Find the x- and y-intercept of the line. -3x + 9y = 18
Solution:
The x-intercept is the value of x coordinate where a line cuts the x-axis, and the y-intercept is the point where the line cuts the y-axis.
First method:
Given equation is -3x + 9y = 18
Divide the equation by 18 throughout
(x/-6) + (y/ 2) = 1 compare with (x/a) + (y/b) = 1 where a is x intercept and b is y intercept
Hence x - intercept is = -6 and y - intercept = 2
Second method:
Given equation is -3x + 9y = 18, now we know that x and y intercepts are the points on x and y axis respectively.

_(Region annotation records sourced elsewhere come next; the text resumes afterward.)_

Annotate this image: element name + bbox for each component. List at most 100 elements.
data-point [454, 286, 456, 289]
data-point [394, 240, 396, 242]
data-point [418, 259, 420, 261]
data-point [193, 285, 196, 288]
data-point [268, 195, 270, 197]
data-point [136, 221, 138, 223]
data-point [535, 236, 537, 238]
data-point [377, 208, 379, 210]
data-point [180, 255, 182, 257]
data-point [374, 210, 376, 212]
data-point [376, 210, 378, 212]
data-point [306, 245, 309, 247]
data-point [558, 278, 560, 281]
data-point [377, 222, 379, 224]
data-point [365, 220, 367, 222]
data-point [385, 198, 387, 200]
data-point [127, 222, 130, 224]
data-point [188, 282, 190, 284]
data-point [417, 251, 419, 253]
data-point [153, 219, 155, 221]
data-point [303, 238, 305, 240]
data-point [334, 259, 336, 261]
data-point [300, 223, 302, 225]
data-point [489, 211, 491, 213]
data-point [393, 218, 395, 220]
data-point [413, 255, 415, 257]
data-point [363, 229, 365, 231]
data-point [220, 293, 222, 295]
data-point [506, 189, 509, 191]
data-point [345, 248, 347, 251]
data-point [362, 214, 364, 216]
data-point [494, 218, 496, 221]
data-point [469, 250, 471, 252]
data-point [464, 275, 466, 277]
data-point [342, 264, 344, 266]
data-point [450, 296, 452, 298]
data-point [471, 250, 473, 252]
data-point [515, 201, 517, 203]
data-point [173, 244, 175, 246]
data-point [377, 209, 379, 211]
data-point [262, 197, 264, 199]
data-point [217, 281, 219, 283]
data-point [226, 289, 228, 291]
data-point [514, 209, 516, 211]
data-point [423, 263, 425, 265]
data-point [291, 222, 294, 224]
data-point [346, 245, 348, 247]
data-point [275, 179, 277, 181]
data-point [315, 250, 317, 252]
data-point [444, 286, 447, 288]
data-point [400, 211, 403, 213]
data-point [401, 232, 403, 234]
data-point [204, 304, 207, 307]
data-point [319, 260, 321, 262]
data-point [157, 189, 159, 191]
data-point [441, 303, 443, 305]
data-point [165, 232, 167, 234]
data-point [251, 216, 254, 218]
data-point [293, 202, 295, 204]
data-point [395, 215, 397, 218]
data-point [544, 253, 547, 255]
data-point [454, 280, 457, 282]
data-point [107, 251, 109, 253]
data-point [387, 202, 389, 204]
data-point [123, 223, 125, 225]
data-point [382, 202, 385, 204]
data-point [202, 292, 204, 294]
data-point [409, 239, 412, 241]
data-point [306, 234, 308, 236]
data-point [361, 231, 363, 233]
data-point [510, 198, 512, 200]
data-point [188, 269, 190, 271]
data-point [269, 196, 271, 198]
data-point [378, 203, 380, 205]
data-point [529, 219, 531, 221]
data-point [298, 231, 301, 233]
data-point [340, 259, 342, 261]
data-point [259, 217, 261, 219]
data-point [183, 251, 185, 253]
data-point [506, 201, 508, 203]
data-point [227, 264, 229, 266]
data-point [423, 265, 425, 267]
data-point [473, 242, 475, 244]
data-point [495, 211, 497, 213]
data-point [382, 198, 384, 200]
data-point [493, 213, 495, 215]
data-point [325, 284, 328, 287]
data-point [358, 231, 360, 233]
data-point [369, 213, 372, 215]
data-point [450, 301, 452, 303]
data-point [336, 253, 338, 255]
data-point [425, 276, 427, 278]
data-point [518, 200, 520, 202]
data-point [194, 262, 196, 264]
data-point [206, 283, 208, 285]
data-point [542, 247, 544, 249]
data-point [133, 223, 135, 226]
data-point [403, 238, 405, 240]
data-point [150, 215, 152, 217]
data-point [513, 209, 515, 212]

Thus to get the x - intercept put y = 0 in the given equation
∴ -3x + 9(0) = 18 ⇒-3x = 18 ⇒ x = -6 ⇒ x intercept = -6
And to get the y intercept put x = 0 in the given equation,
∴ -3(0) + 9y = 18 ⇒ 9y = 18 ⇒ y = 2 ⇒ y intercept = 2
Also from the graph it is clear that x-intercept and y- intercept of the given line are (-6, 2) respectively.
Find the x- and y-intercept of the line. -3x + 9y = 18
Summary:
The x- and y-intercept of the line. -3x + 9y = 18 are -6 and 2 respectively.